Bluegrass now has a much-needed, encyclopedic volume of its own: Pretty Good for a Girl: Women in Bluegrass. Author Murphy Hicks Henry parlayed her master’s thesis into the book’s first chapter — on Sally Ann Forrester, who played accordion with Bill Monroe — and wraps up with the women of the now-defunct family group Cherryholmes. Henry set out to prove that bluegrass isn’t the all-male domain it’s been made out to be and makes her point quite effectively.
John Hartford enjoyed the spotlight a time or three — thanks to “Gentle on My Mind,” a role on the Smothers Brothers Comedy Hour and emceeing the O Brother, Where Art Thou spinoff tour. And he’s consistently enjoyed cult status in the world of progressive acoustic music, where his album Aereo-Plain is considered an eccentrically cool classic. In John Hartford: Pilot of a Steam Powered Aereo-Plain, Andrew Vaughan draws on old and original interviews to explain exactly how the picker-songwriter made the “switch from clean-cut TV star to the unrecognizable longhaired and bearded maverick that showed bluegrass and old time music a new way.”
If you’ve ever seen Ricky Skaggs hold court onstage, you’ll find his memoir, Kentucky Traveler: My Life in Music, has a similarly folksy feel. It’s well-stocked with stories, like the one about his first encounter with moonshine on Ralph Stanley’s bus and that time he introduced Bill Monroe to the concept of a music video. The moral of the stories — and there is one in this case — is that Skaggs’ heart remains with his humble upbringing, unwavering faith and bluegrass inheritance, and he credits that with making him who he is.
Unruly tunes, longhaired styles and larger-than-life personas drew Willie Nelson-and Jerry Jeff Walker-loving hippies and rednecks to the same music halls in Austin decades ago. In Progressive Country: How the 1970s Transformed the Texan in Popular Culture, author Jason Mellard unpacks how that movement helped redefine what masculinity looked like in the Lone Star State.

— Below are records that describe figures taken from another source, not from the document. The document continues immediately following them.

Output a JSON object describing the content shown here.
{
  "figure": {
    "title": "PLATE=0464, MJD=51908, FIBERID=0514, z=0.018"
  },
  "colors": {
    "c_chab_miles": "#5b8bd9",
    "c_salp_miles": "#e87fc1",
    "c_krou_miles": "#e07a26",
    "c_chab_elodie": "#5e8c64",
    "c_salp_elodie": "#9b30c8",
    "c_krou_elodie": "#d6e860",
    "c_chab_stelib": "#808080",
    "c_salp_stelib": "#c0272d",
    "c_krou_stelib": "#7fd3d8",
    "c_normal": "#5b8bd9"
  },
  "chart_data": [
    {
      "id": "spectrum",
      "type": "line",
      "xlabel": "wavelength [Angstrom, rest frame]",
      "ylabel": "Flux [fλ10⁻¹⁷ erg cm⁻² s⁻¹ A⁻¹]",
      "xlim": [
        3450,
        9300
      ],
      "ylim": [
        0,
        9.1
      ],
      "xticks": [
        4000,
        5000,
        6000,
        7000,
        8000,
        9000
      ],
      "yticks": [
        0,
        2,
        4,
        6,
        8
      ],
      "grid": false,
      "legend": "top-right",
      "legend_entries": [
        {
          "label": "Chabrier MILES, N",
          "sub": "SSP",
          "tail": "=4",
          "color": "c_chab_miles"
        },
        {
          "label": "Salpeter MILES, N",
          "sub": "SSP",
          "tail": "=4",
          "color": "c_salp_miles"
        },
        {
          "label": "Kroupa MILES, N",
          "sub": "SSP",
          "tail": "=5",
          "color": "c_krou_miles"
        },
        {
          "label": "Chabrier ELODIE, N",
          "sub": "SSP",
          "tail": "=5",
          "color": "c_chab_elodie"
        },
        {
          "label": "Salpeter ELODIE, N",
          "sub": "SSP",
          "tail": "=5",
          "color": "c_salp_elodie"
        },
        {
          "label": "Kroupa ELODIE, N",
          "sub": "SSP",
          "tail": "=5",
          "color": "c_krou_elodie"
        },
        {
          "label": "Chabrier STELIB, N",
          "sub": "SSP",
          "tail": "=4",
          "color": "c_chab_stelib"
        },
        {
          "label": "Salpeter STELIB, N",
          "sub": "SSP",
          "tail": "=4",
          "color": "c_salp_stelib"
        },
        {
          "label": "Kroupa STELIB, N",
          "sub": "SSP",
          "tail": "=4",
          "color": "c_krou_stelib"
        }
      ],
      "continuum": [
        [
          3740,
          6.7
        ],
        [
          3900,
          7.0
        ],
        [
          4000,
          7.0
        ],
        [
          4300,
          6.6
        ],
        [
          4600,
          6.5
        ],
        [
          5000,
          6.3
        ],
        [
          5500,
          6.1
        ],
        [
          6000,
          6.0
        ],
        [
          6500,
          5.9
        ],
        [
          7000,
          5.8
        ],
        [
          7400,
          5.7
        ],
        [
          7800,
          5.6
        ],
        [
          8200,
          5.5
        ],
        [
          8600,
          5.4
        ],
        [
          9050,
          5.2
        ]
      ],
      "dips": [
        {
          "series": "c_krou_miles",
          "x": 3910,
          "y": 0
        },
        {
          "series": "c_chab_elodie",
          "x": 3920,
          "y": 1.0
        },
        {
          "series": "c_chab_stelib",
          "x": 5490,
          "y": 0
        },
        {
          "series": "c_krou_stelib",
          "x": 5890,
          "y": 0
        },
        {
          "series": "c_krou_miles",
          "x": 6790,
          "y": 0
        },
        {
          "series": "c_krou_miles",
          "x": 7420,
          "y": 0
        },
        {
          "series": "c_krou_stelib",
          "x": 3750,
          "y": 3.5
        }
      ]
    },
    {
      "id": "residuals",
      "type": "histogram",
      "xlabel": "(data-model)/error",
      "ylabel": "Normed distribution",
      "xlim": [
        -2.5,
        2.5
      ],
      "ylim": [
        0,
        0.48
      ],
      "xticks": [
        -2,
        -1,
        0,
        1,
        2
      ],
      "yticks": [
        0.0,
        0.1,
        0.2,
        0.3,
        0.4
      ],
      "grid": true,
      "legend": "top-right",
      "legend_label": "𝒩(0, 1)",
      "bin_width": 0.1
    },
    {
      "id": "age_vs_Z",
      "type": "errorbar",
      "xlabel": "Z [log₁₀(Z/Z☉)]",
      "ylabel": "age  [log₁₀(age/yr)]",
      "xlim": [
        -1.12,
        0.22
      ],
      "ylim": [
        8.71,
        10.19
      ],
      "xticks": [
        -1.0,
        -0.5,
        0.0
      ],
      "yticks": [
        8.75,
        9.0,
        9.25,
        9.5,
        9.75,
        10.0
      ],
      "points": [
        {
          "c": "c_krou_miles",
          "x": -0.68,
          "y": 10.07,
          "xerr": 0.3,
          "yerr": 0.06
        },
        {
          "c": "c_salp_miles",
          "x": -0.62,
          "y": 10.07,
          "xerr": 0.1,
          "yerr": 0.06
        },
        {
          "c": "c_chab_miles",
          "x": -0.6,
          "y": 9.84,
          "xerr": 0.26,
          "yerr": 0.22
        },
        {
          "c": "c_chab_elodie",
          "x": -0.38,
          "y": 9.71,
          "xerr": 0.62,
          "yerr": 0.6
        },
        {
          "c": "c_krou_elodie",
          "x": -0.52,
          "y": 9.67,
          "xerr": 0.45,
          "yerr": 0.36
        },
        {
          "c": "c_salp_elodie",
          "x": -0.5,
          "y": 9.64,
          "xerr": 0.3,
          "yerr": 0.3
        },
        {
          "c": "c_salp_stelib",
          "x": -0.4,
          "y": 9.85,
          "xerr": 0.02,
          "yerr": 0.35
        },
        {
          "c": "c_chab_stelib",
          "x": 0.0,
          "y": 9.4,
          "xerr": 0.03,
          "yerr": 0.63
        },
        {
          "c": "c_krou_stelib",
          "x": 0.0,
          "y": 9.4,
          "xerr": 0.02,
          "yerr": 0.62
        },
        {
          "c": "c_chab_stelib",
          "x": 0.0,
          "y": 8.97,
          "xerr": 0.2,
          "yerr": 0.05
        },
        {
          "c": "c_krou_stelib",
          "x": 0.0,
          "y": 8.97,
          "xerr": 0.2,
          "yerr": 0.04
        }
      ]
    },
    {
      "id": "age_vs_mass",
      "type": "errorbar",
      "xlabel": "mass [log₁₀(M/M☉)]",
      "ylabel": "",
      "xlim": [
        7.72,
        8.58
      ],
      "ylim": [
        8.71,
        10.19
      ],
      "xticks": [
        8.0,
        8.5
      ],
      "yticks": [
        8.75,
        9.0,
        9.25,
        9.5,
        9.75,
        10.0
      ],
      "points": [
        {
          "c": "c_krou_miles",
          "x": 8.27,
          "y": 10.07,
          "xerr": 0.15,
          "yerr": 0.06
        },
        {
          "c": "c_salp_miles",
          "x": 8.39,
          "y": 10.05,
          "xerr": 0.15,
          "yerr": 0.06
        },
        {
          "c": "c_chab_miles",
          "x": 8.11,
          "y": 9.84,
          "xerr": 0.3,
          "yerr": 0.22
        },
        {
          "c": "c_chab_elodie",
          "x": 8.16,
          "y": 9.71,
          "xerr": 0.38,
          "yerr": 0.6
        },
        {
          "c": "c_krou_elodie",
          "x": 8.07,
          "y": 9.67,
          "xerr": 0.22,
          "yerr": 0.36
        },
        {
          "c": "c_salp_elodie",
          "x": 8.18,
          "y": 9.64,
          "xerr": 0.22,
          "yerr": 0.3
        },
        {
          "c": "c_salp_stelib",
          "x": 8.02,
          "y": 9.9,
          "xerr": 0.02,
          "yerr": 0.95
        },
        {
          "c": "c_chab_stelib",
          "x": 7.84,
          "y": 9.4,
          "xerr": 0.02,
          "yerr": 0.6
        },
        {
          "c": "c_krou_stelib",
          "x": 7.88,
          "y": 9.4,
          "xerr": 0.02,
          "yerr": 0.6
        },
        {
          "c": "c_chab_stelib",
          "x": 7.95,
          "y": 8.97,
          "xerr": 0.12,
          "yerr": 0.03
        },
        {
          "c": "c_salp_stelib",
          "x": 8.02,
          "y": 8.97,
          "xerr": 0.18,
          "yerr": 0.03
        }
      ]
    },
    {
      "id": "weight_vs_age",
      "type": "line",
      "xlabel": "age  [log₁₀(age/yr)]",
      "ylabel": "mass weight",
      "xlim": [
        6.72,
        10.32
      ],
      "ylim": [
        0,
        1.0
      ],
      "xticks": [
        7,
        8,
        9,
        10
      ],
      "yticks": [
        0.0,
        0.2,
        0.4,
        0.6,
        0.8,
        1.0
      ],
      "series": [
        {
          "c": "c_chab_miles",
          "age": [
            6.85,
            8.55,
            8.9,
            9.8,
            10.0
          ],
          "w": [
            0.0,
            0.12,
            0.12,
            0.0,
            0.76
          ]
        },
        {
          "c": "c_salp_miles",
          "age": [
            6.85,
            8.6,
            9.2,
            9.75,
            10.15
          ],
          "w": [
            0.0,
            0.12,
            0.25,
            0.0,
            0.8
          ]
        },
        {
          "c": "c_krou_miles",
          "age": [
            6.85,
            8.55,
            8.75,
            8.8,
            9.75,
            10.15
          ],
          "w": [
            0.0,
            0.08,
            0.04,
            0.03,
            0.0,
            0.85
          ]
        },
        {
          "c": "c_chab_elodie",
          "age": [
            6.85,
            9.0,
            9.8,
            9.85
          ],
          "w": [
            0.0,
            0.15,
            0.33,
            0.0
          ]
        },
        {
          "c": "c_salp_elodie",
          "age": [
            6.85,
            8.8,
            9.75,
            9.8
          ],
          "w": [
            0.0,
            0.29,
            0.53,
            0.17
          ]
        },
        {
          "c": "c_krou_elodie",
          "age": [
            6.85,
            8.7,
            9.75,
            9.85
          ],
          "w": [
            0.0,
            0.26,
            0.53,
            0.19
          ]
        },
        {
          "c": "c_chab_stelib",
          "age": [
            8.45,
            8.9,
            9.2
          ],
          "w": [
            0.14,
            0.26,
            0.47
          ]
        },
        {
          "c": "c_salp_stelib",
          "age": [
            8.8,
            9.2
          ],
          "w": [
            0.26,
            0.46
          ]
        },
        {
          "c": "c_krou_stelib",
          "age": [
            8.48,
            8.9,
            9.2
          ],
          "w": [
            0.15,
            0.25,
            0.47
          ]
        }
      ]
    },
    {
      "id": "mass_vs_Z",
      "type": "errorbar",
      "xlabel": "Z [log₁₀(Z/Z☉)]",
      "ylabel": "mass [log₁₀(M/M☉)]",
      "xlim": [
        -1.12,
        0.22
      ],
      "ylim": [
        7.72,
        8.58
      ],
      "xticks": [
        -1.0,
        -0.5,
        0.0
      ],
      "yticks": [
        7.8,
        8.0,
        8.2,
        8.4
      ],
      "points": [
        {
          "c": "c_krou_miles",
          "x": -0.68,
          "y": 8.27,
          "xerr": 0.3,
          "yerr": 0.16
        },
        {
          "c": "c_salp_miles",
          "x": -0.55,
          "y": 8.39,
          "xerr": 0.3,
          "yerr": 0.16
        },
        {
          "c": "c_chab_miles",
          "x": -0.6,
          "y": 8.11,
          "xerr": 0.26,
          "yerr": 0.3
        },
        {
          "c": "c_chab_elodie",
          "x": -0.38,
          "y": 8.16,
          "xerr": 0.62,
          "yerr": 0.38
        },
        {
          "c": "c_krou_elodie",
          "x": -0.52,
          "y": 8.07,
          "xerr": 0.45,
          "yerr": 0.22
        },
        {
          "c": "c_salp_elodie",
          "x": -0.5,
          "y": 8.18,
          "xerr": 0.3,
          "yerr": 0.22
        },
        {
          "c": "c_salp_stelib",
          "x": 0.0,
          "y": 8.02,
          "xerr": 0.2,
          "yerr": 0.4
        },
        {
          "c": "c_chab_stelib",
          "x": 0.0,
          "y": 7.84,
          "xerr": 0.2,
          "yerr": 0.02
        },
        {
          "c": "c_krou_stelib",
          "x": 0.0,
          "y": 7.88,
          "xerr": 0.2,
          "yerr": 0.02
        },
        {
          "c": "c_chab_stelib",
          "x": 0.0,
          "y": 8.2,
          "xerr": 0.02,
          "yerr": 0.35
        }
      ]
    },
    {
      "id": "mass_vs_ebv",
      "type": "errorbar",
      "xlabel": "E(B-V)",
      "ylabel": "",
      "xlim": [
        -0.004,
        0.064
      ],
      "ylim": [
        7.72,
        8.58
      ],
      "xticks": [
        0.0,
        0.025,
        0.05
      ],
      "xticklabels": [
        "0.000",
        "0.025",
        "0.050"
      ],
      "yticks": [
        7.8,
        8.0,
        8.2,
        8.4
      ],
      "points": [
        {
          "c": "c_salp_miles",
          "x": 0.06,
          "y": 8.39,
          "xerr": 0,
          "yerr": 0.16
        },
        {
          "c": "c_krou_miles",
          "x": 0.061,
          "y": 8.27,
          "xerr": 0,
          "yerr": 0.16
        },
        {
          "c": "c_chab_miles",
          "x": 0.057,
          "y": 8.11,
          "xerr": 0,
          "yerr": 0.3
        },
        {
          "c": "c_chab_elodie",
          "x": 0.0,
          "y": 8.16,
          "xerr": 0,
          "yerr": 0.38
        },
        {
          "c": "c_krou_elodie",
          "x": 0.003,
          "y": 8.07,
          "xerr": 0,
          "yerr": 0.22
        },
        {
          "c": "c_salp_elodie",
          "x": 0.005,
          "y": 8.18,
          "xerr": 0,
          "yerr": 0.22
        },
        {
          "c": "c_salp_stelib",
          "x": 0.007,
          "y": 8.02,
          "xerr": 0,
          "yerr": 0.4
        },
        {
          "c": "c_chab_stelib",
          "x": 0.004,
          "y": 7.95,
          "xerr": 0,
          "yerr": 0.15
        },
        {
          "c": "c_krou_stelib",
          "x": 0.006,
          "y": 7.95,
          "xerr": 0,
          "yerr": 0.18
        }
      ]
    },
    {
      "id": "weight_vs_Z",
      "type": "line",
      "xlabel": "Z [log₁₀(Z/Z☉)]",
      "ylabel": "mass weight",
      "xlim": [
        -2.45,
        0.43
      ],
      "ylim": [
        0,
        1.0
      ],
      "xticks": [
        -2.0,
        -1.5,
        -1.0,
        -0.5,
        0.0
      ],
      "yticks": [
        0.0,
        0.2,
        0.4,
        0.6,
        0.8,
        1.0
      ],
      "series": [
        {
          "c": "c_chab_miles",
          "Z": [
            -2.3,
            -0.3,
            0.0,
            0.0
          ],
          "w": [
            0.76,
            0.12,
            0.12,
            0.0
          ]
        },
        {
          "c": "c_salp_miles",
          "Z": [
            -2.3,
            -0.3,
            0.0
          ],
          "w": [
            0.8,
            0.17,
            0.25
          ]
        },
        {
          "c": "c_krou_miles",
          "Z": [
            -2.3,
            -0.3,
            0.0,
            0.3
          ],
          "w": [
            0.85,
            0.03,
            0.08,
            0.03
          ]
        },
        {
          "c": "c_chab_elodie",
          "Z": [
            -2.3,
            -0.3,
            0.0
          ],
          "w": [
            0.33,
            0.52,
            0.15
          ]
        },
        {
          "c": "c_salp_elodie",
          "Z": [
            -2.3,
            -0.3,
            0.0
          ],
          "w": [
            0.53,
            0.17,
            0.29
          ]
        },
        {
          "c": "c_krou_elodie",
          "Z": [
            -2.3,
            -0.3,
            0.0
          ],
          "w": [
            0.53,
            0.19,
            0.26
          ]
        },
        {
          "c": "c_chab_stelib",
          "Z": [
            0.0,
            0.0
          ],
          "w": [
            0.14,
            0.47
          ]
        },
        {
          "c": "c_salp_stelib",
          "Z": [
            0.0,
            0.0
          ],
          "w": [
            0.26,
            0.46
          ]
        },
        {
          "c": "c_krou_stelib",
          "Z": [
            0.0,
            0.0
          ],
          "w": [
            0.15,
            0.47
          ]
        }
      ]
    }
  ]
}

Phil Madeira’s God on the Rocks: Distilling Religion, Savoring Faith expresses something of the opposite sentiment. Madeira is the songwriter and Emmylou Harris sideman who assembled last year’s ecumenical Americana album Mercyland. In this memoir of sorts, he reflects on how he began life as a Baptist preacher’s kid in New Hampshire and wound up finding spiritual fulfillment in Southern-incubated blues and barroom communion.
Peter Guralnick’s books have long been considered essential reads, so thorough is his research on the towering and forgotten figures of country, gospel, soul and rock ’n’ roll. His first two music volumes — Feel Like Going Home: Portraits in Blues and Rock ’n’ Roll, which offers chapters on Charlie Rich, Howlin’ Wolf and Sam Phillips, and Lost Highway: Journeys and Arrivals of American Musicians, which is organized under honky-tonk, rockabilly, outlaw country and urban blues headings — have been reissued as e-books, complete with new chapters and video content.
The work of early music critics has begun to get the attention it deserves, from an Ellen Willis essay collection to the host of admiring remembrances in the wake of Chet Flippo’s passing this year. In Writing the Record: The Village Voice and the Birth of Rock Criticism, Devon Powers deftly takes up the deeper question of how popular music, and the geographical scenes and cultural moments that feed it, came to be taken seriously in the first place. It’s especially timely stuff, given how radically and rapidly the journalistic landscape is changing.